Sabe-se, por outro lado, que os países desenvolvidos já iniciaram a vacinação, alguns com imunizantes produzidos em seus territórios, devidamente pagos e avidamente disputados pelos demais membros da comunidade internacional. Entre os países emergentes, o Brasil ainda patina na defesa da saúde de seus cidadãos, tendo chegado tarde, por negacionismo e falta de planejamento, ao mercado das vacinas, exceção feita à Coronavac, tempestivamente providenciada pelo Governador de São Paulo e politicamente combatida pelo Presidente da República. Em outra frente, o Brasil tenta, desesperadamente, importar da Índia doses do imunizante da AstraZeneca/Oxford que, embora insuficientes, contribuiriam para o pontapé inicial na vacinação. A omissão do poder público é tanto mais criminosa, quanto o país é o segundo em casos de morte e o terceiro em casos de infecção pelo coronavírus.
No plano nacional, os noticiários se fartam de divulgar imagens de hospitais públicos superlotados, de pessoas doentes em fila para a obtenção de um leito de UTI e da escassez de profissionais de saúde e de insumos como, recentemente, a de cilindros de oxigênio no Amazonas, que resultou em, pelo menos, 28 mortes por asfixia. Pessoalmente, posso testemunhar a precariedade do atendimento a pessoas menos favorecidas e a falta de testes de detecção do vírus – enquanto 6,8 milhões de testes, com data de validade próxima ao vencimento, foram “encontrados” num galpão em Guarulhos –, uma vez que paguei os exames de todos os meus funcionários, um dos quais foi despachado de uma UPA com uma prescrição para Novalgina, apesar de apresentar sintomas de covid.
Enquanto isso, os hospitais particulares estão repletos de pacientes, que pagam diárias exorbitantes, e os seguros de saúde, com o aval da respectiva agência reguladora, reajustam suas mensalidades, atingindo, sobretudo, os idosos. Mas as desigualdades não afetam apenas os mais necessitados que, aliás, receberam uma ajuda emergencial necessária, mas que praticamente quebrou o país, como o próprio Presidente admitiu. As desigualdades se fazem sentir também no plano regional, onde o Norte e o Nordeste são os mais prejudicados.
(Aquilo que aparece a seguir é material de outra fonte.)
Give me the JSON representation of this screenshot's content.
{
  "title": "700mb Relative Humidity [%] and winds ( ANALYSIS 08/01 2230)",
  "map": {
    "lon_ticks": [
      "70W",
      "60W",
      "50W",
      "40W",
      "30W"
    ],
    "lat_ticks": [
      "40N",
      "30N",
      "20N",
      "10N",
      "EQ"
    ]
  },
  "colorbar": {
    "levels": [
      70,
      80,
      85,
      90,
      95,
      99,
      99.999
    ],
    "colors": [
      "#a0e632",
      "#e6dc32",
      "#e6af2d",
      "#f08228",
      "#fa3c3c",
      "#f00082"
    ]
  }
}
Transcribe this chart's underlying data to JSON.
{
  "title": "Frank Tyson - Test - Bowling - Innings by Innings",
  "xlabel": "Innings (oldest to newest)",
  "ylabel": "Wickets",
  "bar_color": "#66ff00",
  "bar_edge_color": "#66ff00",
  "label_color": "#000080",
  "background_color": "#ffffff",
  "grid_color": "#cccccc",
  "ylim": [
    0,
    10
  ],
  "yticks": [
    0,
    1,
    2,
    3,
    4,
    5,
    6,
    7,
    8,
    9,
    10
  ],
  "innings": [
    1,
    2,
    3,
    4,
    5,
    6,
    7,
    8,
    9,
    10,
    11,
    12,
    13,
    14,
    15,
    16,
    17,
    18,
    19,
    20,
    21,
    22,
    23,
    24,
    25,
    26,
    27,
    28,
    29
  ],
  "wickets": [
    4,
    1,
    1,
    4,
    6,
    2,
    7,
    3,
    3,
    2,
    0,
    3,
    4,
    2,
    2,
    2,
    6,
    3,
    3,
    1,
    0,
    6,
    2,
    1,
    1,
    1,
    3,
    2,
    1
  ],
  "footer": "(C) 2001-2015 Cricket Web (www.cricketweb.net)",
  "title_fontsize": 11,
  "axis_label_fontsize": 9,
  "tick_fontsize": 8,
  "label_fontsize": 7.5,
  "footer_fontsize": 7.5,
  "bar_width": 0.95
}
Manaus, por exemplo, depois do Rio de Janeiro, foi a capital que menos recebeu recursos federais durante a pandemia, apesar do seu frágil sistema de saúde que acaba de entrar em colapso pela segunda vez. Descaso e incompetência do poder público.
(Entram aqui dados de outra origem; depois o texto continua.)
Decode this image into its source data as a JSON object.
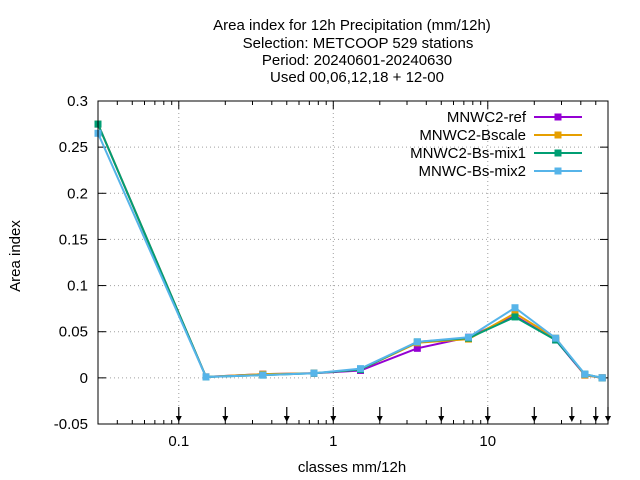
{
  "chart_data": {
    "type": "line",
    "title_lines": [
      "Area index  for 12h Precipitation (mm/12h)",
      "Selection: METCOOP    529 stations",
      "Period: 20240601-20240630",
      "Used 00,06,12,18 + 12-00"
    ],
    "xlabel": "classes mm/12h",
    "ylabel": "Area index",
    "xscale": "log",
    "xlim": [
      0.03,
      60
    ],
    "ylim": [
      -0.05,
      0.3
    ],
    "xticks": [
      {
        "value": 0.1,
        "label": "0.1"
      },
      {
        "value": 1,
        "label": "1"
      },
      {
        "value": 10,
        "label": "10"
      }
    ],
    "yticks": [
      {
        "value": -0.05,
        "label": "-0.05"
      },
      {
        "value": 0,
        "label": "0"
      },
      {
        "value": 0.05,
        "label": "0.05"
      },
      {
        "value": 0.1,
        "label": "0.1"
      },
      {
        "value": 0.15,
        "label": "0.15"
      },
      {
        "value": 0.2,
        "label": "0.2"
      },
      {
        "value": 0.25,
        "label": "0.25"
      },
      {
        "value": 0.3,
        "label": "0.3"
      }
    ],
    "threshold_markers": [
      0.1,
      0.2,
      0.5,
      1,
      2,
      5,
      10,
      20,
      35,
      50,
      60
    ],
    "grid": true,
    "legend_position": "top-right",
    "x": [
      0.03,
      0.15,
      0.35,
      0.75,
      1.5,
      3.5,
      7.5,
      15,
      27.5,
      42.5,
      55
    ],
    "series": [
      {
        "name": "MNWC2-ref",
        "color": "#9400d3",
        "values": [
          0.275,
          0.001,
          0.004,
          0.005,
          0.008,
          0.032,
          0.044,
          0.067,
          0.041,
          0.003,
          0.0
        ]
      },
      {
        "name": "MNWC2-Bscale",
        "color": "#e69f00",
        "values": [
          0.275,
          0.001,
          0.004,
          0.005,
          0.009,
          0.038,
          0.042,
          0.07,
          0.043,
          0.003,
          0.0
        ]
      },
      {
        "name": "MNWC2-Bs-mix1",
        "color": "#009e73",
        "values": [
          0.275,
          0.001,
          0.003,
          0.005,
          0.009,
          0.039,
          0.043,
          0.066,
          0.041,
          0.004,
          0.0
        ]
      },
      {
        "name": "MNWC-Bs-mix2",
        "color": "#56b4e9",
        "values": [
          0.265,
          0.001,
          0.003,
          0.005,
          0.01,
          0.039,
          0.044,
          0.076,
          0.043,
          0.004,
          0.0
        ]
      }
    ]
  }
}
Resta mencionar, finalmente, a perplexidade que me causam os apoiadores de Bolsonaro que têm cônjuges, filhos, pais, parentes e amigos. Imagino que devem estar dilacerados entre a premência de proteger seus entes queridos e a obstinação de se manter fiel ao tosco ideário negacionista do “mito”, criminosamente contrário à vacinação.